Archive for February, 2009

February Guest Author Katharine Davis: Food and Fiction - “They are what they eat”

Tuesday, February 10th, 2009


When I started writing East Hope I needed to give my main character a job. Without a moment’s hesitation, I made Caroline Waverly a food writer as I love cooking, planning menus, and thinking about meals.  A novel is a long endeavor, and selfishly I gave her a career that I would enjoy myself.  Before I turned to fiction, I wrote a cooking column for a newspaper in Maine, so I did have some experience to bring to my character’s life.

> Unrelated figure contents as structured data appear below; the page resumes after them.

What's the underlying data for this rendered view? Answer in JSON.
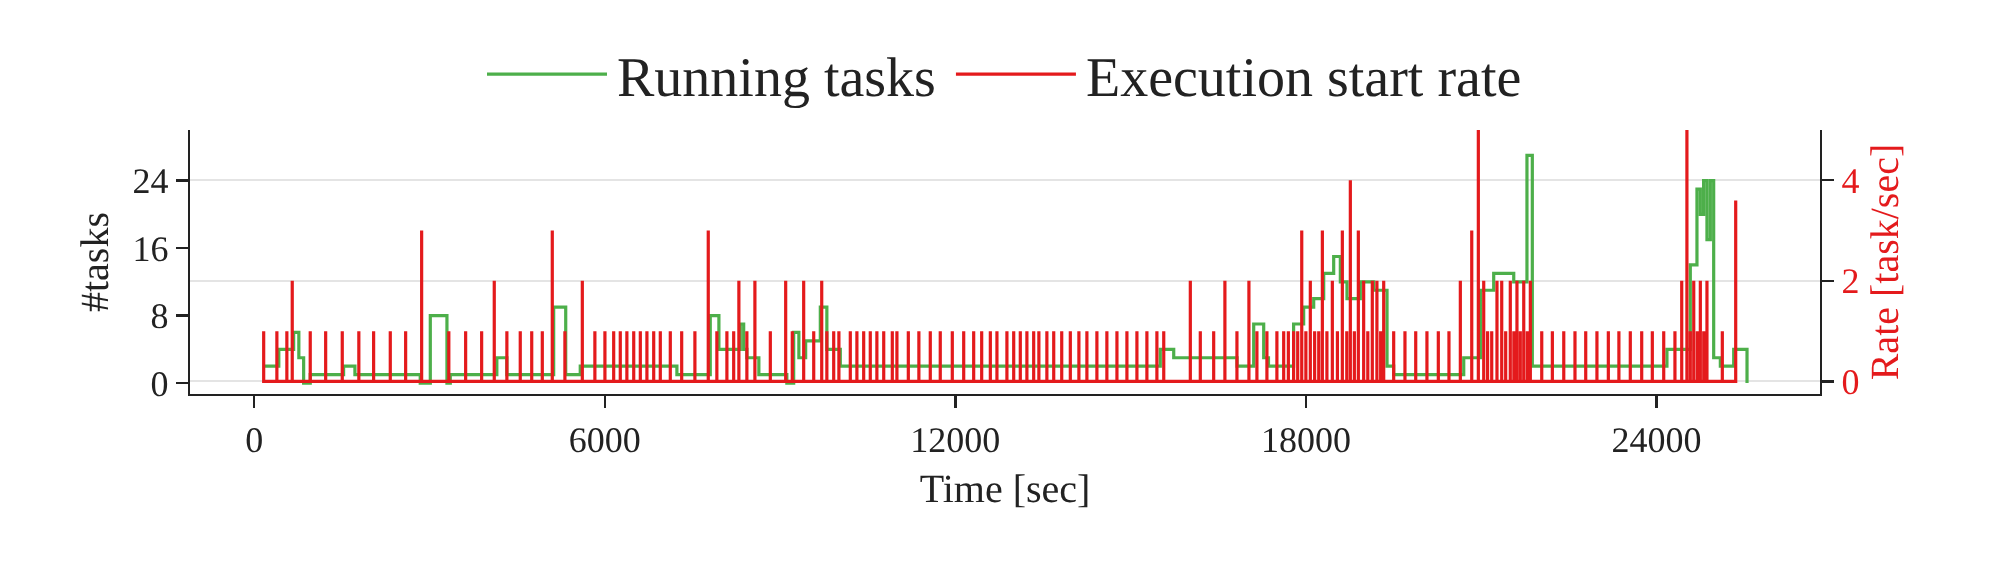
{
  "chart_data": {
    "type": "line",
    "xlabel": "Time [sec]",
    "ylabel": "#tasks",
    "y2label": "Rate [task/sec]",
    "xlim": [
      -1100,
      26800
    ],
    "xticks": [
      0,
      6000,
      12000,
      18000,
      24000
    ],
    "ylim": [
      -1.3,
      30
    ],
    "yticks": [
      0,
      8,
      16,
      24
    ],
    "y2lim": [
      -0.25,
      5.0
    ],
    "y2ticks": [
      0,
      2,
      4
    ],
    "grid": "y2",
    "legend": "top",
    "marker": "none",
    "line_style": "solid",
    "series": [
      {
        "name": "Running tasks",
        "type": "step",
        "color": "#4daf4a",
        "x": [
          160,
          420,
          674,
          763,
          845,
          958,
          1529,
          1723,
          2841,
          3013,
          3298,
          3355,
          4152,
          4324,
          5125,
          5331,
          5580,
          7234,
          7805,
          7953,
          8319,
          8377,
          8432,
          8637,
          9116,
          9233,
          9322,
          9438,
          9689,
          9801,
          10031,
          15508,
          15738,
          16822,
          17107,
          17278,
          17360,
          17790,
          17962,
          18134,
          18305,
          18476,
          18590,
          18704,
          18932,
          19161,
          19389,
          19503,
          20702,
          20987,
          21215,
          21558,
          21784,
          21876,
          24180,
          24580,
          24694,
          24752,
          24808,
          24865,
          24923,
          24980,
          25094,
          25323,
          25551
        ],
        "values": [
          2,
          4,
          6,
          3,
          0,
          1,
          2,
          1,
          0,
          8,
          0,
          1,
          3,
          1,
          9,
          1,
          2,
          1,
          8,
          4,
          7,
          4,
          3,
          1,
          0,
          6,
          3,
          5,
          9,
          4,
          2,
          4,
          3,
          2,
          7,
          3,
          2,
          7,
          9,
          10,
          13,
          15,
          12,
          10,
          12,
          11,
          2,
          1,
          3,
          11,
          13,
          12,
          27,
          2,
          4,
          14,
          23,
          20,
          24,
          17,
          24,
          3,
          2,
          4,
          0
        ]
      },
      {
        "name": "Execution start rate",
        "color": "#e41a1c",
        "axis": "y2",
        "x": [
          161,
          161,
          161,
          387,
          387,
          387,
          558,
          558,
          558,
          650,
          650,
          650,
          958,
          958,
          958,
          1222,
          1222,
          1222,
          1506,
          1506,
          1506,
          1790,
          1790,
          1790,
          2043,
          2043,
          2043,
          2328,
          2328,
          2328,
          2591,
          2591,
          2591,
          2865,
          2865,
          2865,
          3330,
          3330,
          3330,
          3618,
          3618,
          3618,
          3892,
          3892,
          3892,
          4108,
          4108,
          4108,
          4324,
          4324,
          4324,
          4553,
          4553,
          4553,
          4749,
          4749,
          4749,
          4930,
          4930,
          4930,
          5101,
          5101,
          5101,
          5317,
          5317,
          5317,
          5615,
          5615,
          5615,
          5830,
          5830,
          5830,
          6002,
          6002,
          6002,
          6152,
          6152,
          6152,
          6265,
          6265,
          6265,
          6378,
          6378,
          6378,
          6495,
          6495,
          6495,
          6608,
          6608,
          6608,
          6721,
          6721,
          6721,
          6837,
          6837,
          6837,
          6950,
          6950,
          6950,
          7121,
          7121,
          7121,
          7316,
          7316,
          7316,
          7542,
          7542,
          7542,
          7771,
          7771,
          7771,
          7918,
          7918,
          7918,
          8090,
          8090,
          8090,
          8206,
          8206,
          8206,
          8295,
          8295,
          8295,
          8432,
          8432,
          8432,
          8569,
          8569,
          8569,
          8833,
          8833,
          8833,
          9096,
          9096,
          9096,
          9209,
          9209,
          9209,
          9404,
          9404,
          9404,
          9576,
          9576,
          9576,
          9713,
          9713,
          9713,
          9801,
          9801,
          9801,
          9918,
          9918,
          9918,
          10007,
          10007,
          10007,
          10202,
          10202,
          10202,
          10315,
          10315,
          10315,
          10431,
          10431,
          10431,
          10544,
          10544,
          10544,
          10657,
          10657,
          10657,
          10774,
          10774,
          10774,
          10921,
          10921,
          10921,
          11000,
          11000,
          11000,
          11195,
          11195,
          11195,
          11376,
          11376,
          11376,
          11571,
          11571,
          11571,
          11742,
          11742,
          11742,
          11948,
          11948,
          11948,
          12143,
          12143,
          12143,
          12314,
          12314,
          12314,
          12451,
          12451,
          12451,
          12599,
          12599,
          12599,
          12712,
          12712,
          12712,
          12883,
          12883,
          12883,
          12999,
          12999,
          12999,
          13112,
          13112,
          13112,
          13225,
          13225,
          13225,
          13341,
          13341,
          13341,
          13430,
          13430,
          13430,
          13567,
          13567,
          13567,
          13684,
          13684,
          13684,
          13821,
          13821,
          13821,
          13968,
          13968,
          13968,
          14115,
          14115,
          14115,
          14252,
          14252,
          14252,
          14423,
          14423,
          14423,
          14594,
          14594,
          14594,
          14766,
          14766,
          14766,
          14937,
          14937,
          14937,
          15108,
          15108,
          15108,
          15279,
          15279,
          15279,
          15450,
          15450,
          15450,
          15567,
          15567,
          15567,
          16022,
          16022,
          16022,
          16193,
          16193,
          16193,
          16422,
          16422,
          16422,
          16614,
          16614,
          16614,
          16820,
          16820,
          16820,
          17025,
          17025,
          17025,
          17162,
          17162,
          17162,
          17333,
          17333,
          17333,
          17504,
          17504,
          17504,
          17620,
          17620,
          17620,
          17700,
          17700,
          17700,
          17790,
          17790,
          17790,
          17860,
          17860,
          17860,
          17929,
          17929,
          17929,
          18000,
          18000,
          18000,
          18076,
          18076,
          18076,
          18150,
          18150,
          18150,
          18220,
          18220,
          18220,
          18282,
          18282,
          18282,
          18360,
          18360,
          18360,
          18453,
          18453,
          18453,
          18540,
          18540,
          18540,
          18624,
          18624,
          18624,
          18700,
          18700,
          18700,
          18761,
          18761,
          18761,
          18830,
          18830,
          18830,
          18898,
          18898,
          18898,
          18989,
          18989,
          18989,
          19060,
          19060,
          19060,
          19137,
          19137,
          19137,
          19216,
          19216,
          19216,
          19280,
          19280,
          19280,
          19332,
          19332,
          19332,
          19503,
          19503,
          19503,
          19696,
          19696,
          19696,
          19880,
          19880,
          19880,
          20072,
          20072,
          20072,
          20267,
          20267,
          20267,
          20449,
          20449,
          20449,
          20644,
          20644,
          20644,
          20839,
          20839,
          20839,
          20952,
          20952,
          20952,
          21044,
          21044,
          21044,
          21110,
          21110,
          21110,
          21181,
          21181,
          21181,
          21271,
          21271,
          21271,
          21352,
          21352,
          21352,
          21420,
          21420,
          21420,
          21499,
          21499,
          21499,
          21560,
          21560,
          21560,
          21613,
          21613,
          21613,
          21670,
          21670,
          21670,
          21729,
          21729,
          21729,
          21790,
          21790,
          21790,
          21842,
          21842,
          21842,
          22037,
          22037,
          22037,
          22219,
          22219,
          22219,
          22414,
          22414,
          22414,
          22606,
          22606,
          22606,
          22790,
          22790,
          22790,
          22982,
          22982,
          22982,
          23177,
          23177,
          23177,
          23358,
          23358,
          23358,
          23553,
          23553,
          23553,
          23748,
          23748,
          23748,
          23930,
          23930,
          23930,
          24125,
          24125,
          24125,
          24317,
          24317,
          24317,
          24433,
          24433,
          24433,
          24522,
          24522,
          24522,
          24580,
          24580,
          24580,
          24639,
          24639,
          24639,
          24700,
          24700,
          24700,
          24752,
          24752,
          24752,
          24810,
          24810,
          24810,
          24865,
          24865,
          24865,
          25128,
          25128,
          25128,
          25357,
          25357,
          25357
        ],
        "values": [
          0,
          1,
          0,
          0,
          1,
          0,
          0,
          1,
          0,
          0,
          2,
          0,
          0,
          1,
          0,
          0,
          1,
          0,
          0,
          1,
          0,
          0,
          1,
          0,
          0,
          1,
          0,
          0,
          1,
          0,
          0,
          1,
          0,
          0,
          3,
          0,
          0,
          1,
          0,
          0,
          1,
          0,
          0,
          1,
          0,
          0,
          2,
          0,
          0,
          1,
          0,
          0,
          1,
          0,
          0,
          1,
          0,
          0,
          1,
          0,
          0,
          3,
          0,
          0,
          1,
          0,
          0,
          2,
          0,
          0,
          1,
          0,
          0,
          1,
          0,
          0,
          1,
          0,
          0,
          1,
          0,
          0,
          1,
          0,
          0,
          1,
          0,
          0,
          1,
          0,
          0,
          1,
          0,
          0,
          1,
          0,
          0,
          1,
          0,
          0,
          1,
          0,
          0,
          1,
          0,
          0,
          1,
          0,
          0,
          3,
          0,
          0,
          1,
          0,
          0,
          1,
          0,
          0,
          1,
          0,
          0,
          2,
          0,
          0,
          1,
          0,
          0,
          2,
          0,
          0,
          1,
          0,
          0,
          2,
          0,
          0,
          1,
          0,
          0,
          2,
          0,
          0,
          1,
          0,
          0,
          2,
          0,
          0,
          1,
          0,
          0,
          1,
          0,
          0,
          1,
          0,
          0,
          1,
          0,
          0,
          1,
          0,
          0,
          1,
          0,
          0,
          1,
          0,
          0,
          1,
          0,
          0,
          1,
          0,
          0,
          1,
          0,
          0,
          1,
          0,
          0,
          1,
          0,
          0,
          1,
          0,
          0,
          1,
          0,
          0,
          1,
          0,
          0,
          1,
          0,
          0,
          1,
          0,
          0,
          1,
          0,
          0,
          1,
          0,
          0,
          1,
          0,
          0,
          1,
          0,
          0,
          1,
          0,
          0,
          1,
          0,
          0,
          1,
          0,
          0,
          1,
          0,
          0,
          1,
          0,
          0,
          1,
          0,
          0,
          1,
          0,
          0,
          1,
          0,
          0,
          1,
          0,
          0,
          1,
          0,
          0,
          1,
          0,
          0,
          1,
          0,
          0,
          1,
          0,
          0,
          1,
          0,
          0,
          1,
          0,
          0,
          1,
          0,
          0,
          1,
          0,
          0,
          1,
          0,
          0,
          1,
          0,
          0,
          1,
          0,
          0,
          2,
          0,
          0,
          1,
          0,
          0,
          1,
          0,
          0,
          2,
          0,
          0,
          1,
          0,
          0,
          2,
          0,
          0,
          1,
          0,
          0,
          1,
          0,
          0,
          1,
          0,
          0,
          1,
          0,
          0,
          1,
          0,
          0,
          1,
          0,
          0,
          1,
          0,
          0,
          3,
          0,
          0,
          1,
          0,
          0,
          2,
          0,
          0,
          1,
          0,
          0,
          1,
          0,
          0,
          3,
          0,
          0,
          1,
          0,
          0,
          2,
          0,
          0,
          1,
          0,
          0,
          3,
          0,
          0,
          1,
          0,
          0,
          4,
          0,
          0,
          1,
          0,
          0,
          3,
          0,
          0,
          2,
          0,
          0,
          1,
          0,
          0,
          2,
          0,
          0,
          2,
          0,
          0,
          1,
          0,
          0,
          2,
          0,
          0,
          1,
          0,
          0,
          1,
          0,
          0,
          1,
          0,
          0,
          1,
          0,
          0,
          1,
          0,
          0,
          1,
          0,
          0,
          2,
          0,
          0,
          3,
          0,
          0,
          5,
          0,
          0,
          2,
          0,
          0,
          1,
          0,
          0,
          1,
          0,
          0,
          2,
          0,
          0,
          2,
          0,
          0,
          1,
          0,
          0,
          2,
          0,
          0,
          1,
          0,
          0,
          2,
          0,
          0,
          1,
          0,
          0,
          2,
          0,
          0,
          1,
          0,
          0,
          2,
          0,
          0,
          1,
          0,
          0,
          1,
          0,
          0,
          1,
          0,
          0,
          1,
          0,
          0,
          1,
          0,
          0,
          1,
          0,
          0,
          1,
          0,
          0,
          1,
          0,
          0,
          1,
          0,
          0,
          1,
          0,
          0,
          1,
          0,
          0,
          1,
          0,
          0,
          1,
          0,
          0,
          2,
          0,
          0,
          5,
          0,
          0,
          1,
          0,
          0,
          2,
          0,
          0,
          1,
          0,
          0,
          2,
          0,
          0,
          1,
          0,
          0,
          2,
          0,
          0,
          1,
          0,
          0,
          3.6,
          0
        ]
      }
    ]
  }
}
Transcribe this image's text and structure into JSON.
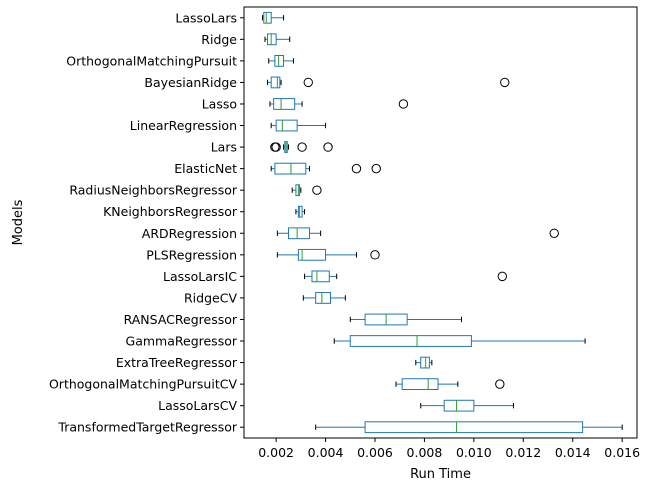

You’ve probably come to this website as you already know how much food reveals about characters in books as well as in real life.  A man enjoying a good hot dog at a ball game tells an entirely different story than an account of a solitary woman heating up a tin of soup on a rainy night.

Some of our greatest writers have focused entirely on food.  My all time favorite was MFK Fisher, a prolific writer on all aspects of food and cooking.  I will never forget her description of tomatoes ripening on her window sill and her awareness of needing to eat them at the pivotal moment before they turned bad.  Other writers I’ve loved reading over the years are Elizabeth David, an English cookbook writer, and Julia Child, an American icon.  Julia Child’s recipes read like the finest stories and her culinary writing changed the way America cooked.

In East Hope, Caroline tries to cook her way into her friends’ and family’s hearts.  She makes a delicious fish chowder when her best friend comes to visit her in Maine.  She shows her affection for the people in East Hope when she invites them to dinner and prepares her own version of New England boiled dinner.  Caroline impresses Will at the beginning of their friendship when she shares a picnic lunch with him on a sparkling afternoon by the water.  That old cliché, wooing a man through his stomach, is part of Caroline’s character, whether she knows it or not.

Later in the novel Will Harmon, also new to East Hope, Maine, is trying to select cheeses at a shop in New York for a party that his wife, Mary Beth, is hosting in his honor.  Will’s reflections on the cheeses and his experience of shopping for them are a window onto his tempestuous relationship with her and his feelings about New York.

Probably the first question anyone asks an author is what their book is about.  With East Hope, I tell readers that the novel is about starting over.  My two main characters leave complicated problems behind and struggle to remake their lives.  It’s also a novel about the power of place, in this case, Maine.  Finally, I have to admit, it’s also a novel about food.  What we eat, how we eat, and who we share meals with are truly stories in themselves.